Developing mobile applications for different domains (B/M) (Satish Srirama) – Topic is dropped
Description: You will be developing mobile applications dealing with different problems. We also have topics from Ecology department, dealing with developing multi-platform mobile applications for collecting and displaying data related to plants and animals.
Migrating an enterprise application from a relational back-end to NoSQL data store. (M) (Satish Srirama)
Description: we are interested in migrating enterprise applications to cloud scale solutions, because we want to develop methodologies for migrating applications from relational to non-relational data stores. Non-relational data stores, also called NoSQL databases, are a better fit for the cloud, because they have been designed for horizontal scaling. Generally they abandon the relational model in favor of simpler key-value based data models. Example of NoSQL databases include Riak, MongoDB, Cassandra and Neo4J.

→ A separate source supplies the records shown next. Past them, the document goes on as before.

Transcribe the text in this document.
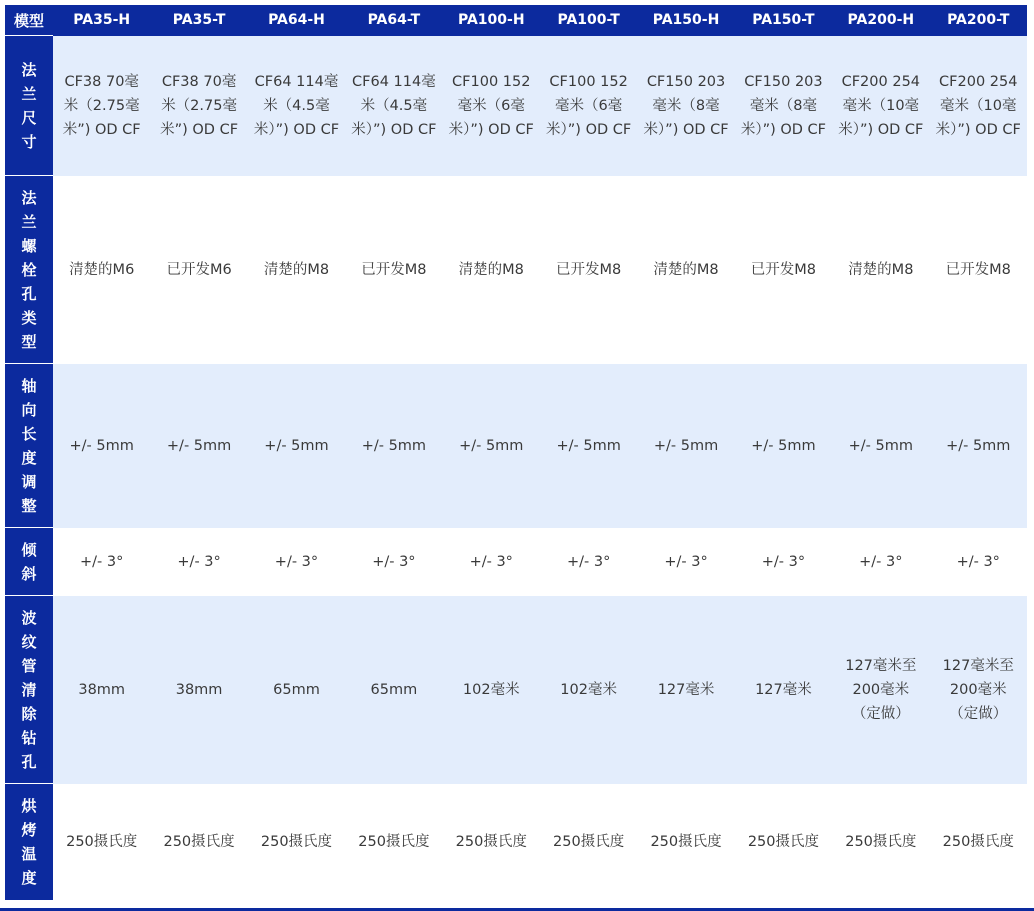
模型	PA35-H	PA35-T	PA64-H	PA64-T	PA100-H	PA100-T	PA150-H	PA150-T	PA200-H	PA200-T
法兰尺寸	CF38 70毫米（2.75毫米”) OD CF	CF38 70毫米（2.75毫米”) OD CF	CF64 114毫米（4.5毫米）”) OD CF	CF64 114毫米（4.5毫米）”) OD CF	CF100 152毫米（6毫米）”) OD CF	CF100 152毫米（6毫米）”) OD CF	CF150 203毫米（8毫米）”) OD CF	CF150 203毫米（8毫米）”) OD CF	CF200 254毫米（10毫米）”) OD CF	CF200 254毫米（10毫米）”) OD CF

法兰螺栓孔类型	清楚的M6	已开发M6	清楚的M8	已开发M8	清楚的M8	已开发M8	清楚的M8	已开发M8	清楚的M8	已开发M8

轴向长度调整	+/- 5mm	+/- 5mm	+/- 5mm	+/- 5mm	+/- 5mm	+/- 5mm	+/- 5mm	+/- 5mm	+/- 5mm	+/- 5mm

倾斜	+/- 3°	+/- 3°	+/- 3°	+/- 3°	+/- 3°	+/- 3°	+/- 3°	+/- 3°	+/- 3°	+/- 3°

波纹管清除钻孔	38mm	38mm	65mm	65mm	102毫米	102毫米	127毫米	127毫米	127毫米至200毫米（定做）	127毫米至200毫米（定做）

烘烤温度	250摄氏度	250摄氏度	250摄氏度	250摄氏度	250摄氏度	250摄氏度	250摄氏度	250摄氏度	250摄氏度	250摄氏度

Remote management of containers in IoT Devices (B) (Pelle Jakovits)
The goal of this topic is to investigate how to utilize cloud based IoT platforms (such as Cumulocity) to manage a large number of IoT computing devices, such as Raspberry Pi’s. Student should create software for integrating any computer running Docker with Cumulocity IoT platform. Such software should display information about the currently running containers, support deploying and configuring Docker containers, remote management of their life-cycle and executing arbitrary commands inside the deployed containers.
Automatic integration of IoT devices using MQTT (M) (Pelle Jakovits)
The goal of this topic is to seamlessly integrate MQTT “speaking” devices to an IoT platform (Such as Cumulocity) by using an intermediate Agent or Middleware which takes care of authentication, data delivery and synchronization, IoT platform configuration and other tasks and issues related to device integration. Using an intermediate agent also has a potential for augmenting the data and services that are provided by IoT devices — for example by injecting additional information about the current location, state and service quality of such devices.